A Serious Call to a Devout and Holy Life :

*If religion* forbids all instances of revenge, without any exception, it is because all revenge is of the nature of poison; and though we do not take so much as to put an end to life, yet if we take any at all, it corrupts the whole mass of blood, and makes it difficult to be restored to our former health.

*If religion* commands an universal charity, to love our neighbour as ourselves, to forgive and pray for all our enemies without any reserve; it is because all degrees of love are degrees of happiness, that strengthen and support the Divine life of the soul, and are as necessary to its health and happiness, as proper food is necessary to the health and happiness of the body.

*If religion* has laws against laying up treasures upon earth, and commands us to be content with food and raiment, it is because every other use of the world is abusing it to our own vexation, and turning all its conveniences into snares and traps to destroy us. It is because this plainness and simplicity of life secures us from the cares and pains of restless pride and envy, and makes it easier to keep that straight road that will carry us to eternal life.

*If religion* saith, "Sell that thou hast, and give to the poor," it is because there is no other natural or reasonable use of our riches, no other way of making ourselves happier for them; it is because it is as strictly right to give others that which we do not want ourselves, as it is right to use so much as our own wants require. For if a man has more food than his own nature requires, how base and unreasonable is it to invent foolish ways of wasting it, and make sport for his own full belly, rather than let his fellow-creatures have the same comfort from food which he hath had. It is so far, therefore, from being a hard law of religion, to make this use of our riches, that a reasonable man would rejoice in that religion which teaches him to be happier in that which he gives away, than in that which he keeps for himself; which teaches him to make spare food and raiment be greater blessings to him, than that which feeds and clothes his own body.

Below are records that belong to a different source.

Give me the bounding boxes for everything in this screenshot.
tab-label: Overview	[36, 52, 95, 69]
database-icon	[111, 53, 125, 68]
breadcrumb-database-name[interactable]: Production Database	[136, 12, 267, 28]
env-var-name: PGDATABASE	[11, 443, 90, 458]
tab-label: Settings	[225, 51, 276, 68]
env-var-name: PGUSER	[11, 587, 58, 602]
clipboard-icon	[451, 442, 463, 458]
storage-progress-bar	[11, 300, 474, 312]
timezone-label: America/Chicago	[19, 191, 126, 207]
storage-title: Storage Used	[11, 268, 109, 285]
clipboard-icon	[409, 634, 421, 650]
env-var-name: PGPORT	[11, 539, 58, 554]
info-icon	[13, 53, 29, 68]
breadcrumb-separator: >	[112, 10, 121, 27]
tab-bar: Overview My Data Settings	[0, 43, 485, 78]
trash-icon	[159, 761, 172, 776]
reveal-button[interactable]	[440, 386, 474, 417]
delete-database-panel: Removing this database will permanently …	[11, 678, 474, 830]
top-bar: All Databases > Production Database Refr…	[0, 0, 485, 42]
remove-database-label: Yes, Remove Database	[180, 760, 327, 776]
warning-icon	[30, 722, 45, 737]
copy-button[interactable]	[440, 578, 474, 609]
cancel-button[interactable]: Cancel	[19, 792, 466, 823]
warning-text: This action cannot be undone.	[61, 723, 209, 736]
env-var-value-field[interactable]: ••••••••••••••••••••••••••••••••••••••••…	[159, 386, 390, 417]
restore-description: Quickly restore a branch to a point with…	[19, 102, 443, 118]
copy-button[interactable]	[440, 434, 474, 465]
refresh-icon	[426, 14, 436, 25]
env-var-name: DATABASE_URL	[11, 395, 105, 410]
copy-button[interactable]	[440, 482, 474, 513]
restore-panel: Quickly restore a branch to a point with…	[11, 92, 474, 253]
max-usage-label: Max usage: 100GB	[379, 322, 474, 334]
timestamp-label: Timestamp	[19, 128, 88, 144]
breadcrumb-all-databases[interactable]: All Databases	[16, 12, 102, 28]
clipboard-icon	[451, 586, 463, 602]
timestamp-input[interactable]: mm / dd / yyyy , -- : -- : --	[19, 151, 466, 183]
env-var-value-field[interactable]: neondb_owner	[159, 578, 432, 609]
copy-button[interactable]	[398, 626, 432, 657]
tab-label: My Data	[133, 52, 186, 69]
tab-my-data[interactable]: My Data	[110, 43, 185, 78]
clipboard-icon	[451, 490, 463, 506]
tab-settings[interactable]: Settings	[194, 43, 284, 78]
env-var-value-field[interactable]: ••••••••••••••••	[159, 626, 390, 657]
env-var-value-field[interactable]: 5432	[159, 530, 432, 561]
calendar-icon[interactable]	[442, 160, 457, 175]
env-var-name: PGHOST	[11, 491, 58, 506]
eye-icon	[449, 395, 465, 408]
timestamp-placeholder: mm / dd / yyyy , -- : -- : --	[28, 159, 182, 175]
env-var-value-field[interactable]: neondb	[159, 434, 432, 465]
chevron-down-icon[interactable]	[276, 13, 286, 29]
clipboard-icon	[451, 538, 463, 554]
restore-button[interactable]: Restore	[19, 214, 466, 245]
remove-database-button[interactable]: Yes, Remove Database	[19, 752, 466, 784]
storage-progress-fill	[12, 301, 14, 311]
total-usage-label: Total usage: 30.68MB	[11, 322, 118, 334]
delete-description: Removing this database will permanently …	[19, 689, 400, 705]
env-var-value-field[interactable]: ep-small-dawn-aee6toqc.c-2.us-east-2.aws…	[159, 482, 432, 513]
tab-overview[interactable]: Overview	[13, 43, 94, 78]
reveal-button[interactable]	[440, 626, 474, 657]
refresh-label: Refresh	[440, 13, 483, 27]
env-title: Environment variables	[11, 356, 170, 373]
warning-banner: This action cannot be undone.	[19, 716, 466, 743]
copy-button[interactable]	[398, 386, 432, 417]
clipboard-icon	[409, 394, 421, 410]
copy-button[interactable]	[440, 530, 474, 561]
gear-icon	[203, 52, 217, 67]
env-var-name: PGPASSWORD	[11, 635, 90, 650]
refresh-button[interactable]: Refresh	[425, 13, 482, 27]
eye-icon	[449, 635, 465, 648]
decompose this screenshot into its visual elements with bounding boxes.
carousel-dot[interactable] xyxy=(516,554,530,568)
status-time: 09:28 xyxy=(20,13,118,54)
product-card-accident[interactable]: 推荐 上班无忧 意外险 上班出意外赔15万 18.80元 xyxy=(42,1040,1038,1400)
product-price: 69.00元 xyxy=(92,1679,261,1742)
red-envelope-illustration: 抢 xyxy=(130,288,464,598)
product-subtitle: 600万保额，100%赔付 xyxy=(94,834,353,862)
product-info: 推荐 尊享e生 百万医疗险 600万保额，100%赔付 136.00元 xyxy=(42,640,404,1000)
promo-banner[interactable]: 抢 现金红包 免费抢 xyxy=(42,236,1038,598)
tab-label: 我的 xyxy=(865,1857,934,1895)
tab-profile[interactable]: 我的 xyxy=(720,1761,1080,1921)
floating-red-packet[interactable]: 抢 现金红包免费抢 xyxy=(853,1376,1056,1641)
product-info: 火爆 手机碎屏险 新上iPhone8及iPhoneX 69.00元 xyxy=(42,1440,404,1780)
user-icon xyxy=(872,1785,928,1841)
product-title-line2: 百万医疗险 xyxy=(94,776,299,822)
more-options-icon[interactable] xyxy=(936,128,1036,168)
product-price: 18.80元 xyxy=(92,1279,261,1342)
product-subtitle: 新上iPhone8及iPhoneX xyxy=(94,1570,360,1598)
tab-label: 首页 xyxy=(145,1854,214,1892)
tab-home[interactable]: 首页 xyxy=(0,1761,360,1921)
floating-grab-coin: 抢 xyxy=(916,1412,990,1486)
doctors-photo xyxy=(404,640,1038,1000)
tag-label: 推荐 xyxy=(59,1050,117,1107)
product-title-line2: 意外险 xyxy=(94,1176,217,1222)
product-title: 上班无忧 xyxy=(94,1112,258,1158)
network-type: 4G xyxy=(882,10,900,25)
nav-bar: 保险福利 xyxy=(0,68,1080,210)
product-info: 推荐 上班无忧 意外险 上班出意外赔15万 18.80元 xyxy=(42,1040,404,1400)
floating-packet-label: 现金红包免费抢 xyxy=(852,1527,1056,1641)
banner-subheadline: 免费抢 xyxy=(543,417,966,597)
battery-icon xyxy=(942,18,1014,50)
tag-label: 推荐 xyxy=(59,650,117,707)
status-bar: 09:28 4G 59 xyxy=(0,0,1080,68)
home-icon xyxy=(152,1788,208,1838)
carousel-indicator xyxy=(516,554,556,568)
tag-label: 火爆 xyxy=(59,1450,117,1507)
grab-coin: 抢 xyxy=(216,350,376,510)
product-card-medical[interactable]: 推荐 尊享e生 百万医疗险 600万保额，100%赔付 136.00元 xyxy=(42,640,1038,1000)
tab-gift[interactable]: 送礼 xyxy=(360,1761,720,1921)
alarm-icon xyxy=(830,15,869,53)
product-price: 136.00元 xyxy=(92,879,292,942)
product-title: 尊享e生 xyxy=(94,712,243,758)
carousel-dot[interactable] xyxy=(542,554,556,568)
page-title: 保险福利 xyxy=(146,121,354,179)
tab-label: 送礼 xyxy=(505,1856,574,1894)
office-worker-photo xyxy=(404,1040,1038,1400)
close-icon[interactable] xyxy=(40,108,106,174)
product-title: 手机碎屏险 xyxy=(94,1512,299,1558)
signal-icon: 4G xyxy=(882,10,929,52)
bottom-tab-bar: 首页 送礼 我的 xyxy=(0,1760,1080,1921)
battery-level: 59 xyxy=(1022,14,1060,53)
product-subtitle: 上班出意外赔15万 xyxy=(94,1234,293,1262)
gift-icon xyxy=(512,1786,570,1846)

*If religion* requires us sometimes to fast, and deny our natural appetites, it is to lessen that struggle and war that is in our nature, it is to render our bodies fitter instruments of purity, and more obedient to the good motions of Divine grace; it is to dry up the springs of our passions that war against the soul, to cool the flame of our blood, and render the mind more capable of Divine meditations. So that although these abstinences give some pain to the body, yet they so lessen the power of bodily appetites and passions and so increase our taste of spiritual joys, that even these severities of religion, when practised with discretion, add much to the comfortable enjoyment of our lives.

*If religion* calleth us to a life of watching and prayer it is because we live amongst a crowd of enemies, and are always in need of the assistance of God. If we are to confess and bewail our sins, it is because such confessions relieve the mind, and restore it to ease; as burdens and weights taken off the shoulders, relieve the body, and make it easier to itself. If we are to be frequent and fervent in holy petitions, it is to keep us steady in the sight of our true God, and that we may never want the happiness of a lively faith, a joyful hope, and well-grounded trust in God. If we are to pray often, it is that we may be often happy in such secret joys as only prayer can give; in such communications of the Divine Presence, as will fill our minds with all the happiness that beings not in Heaven are capable of.


----------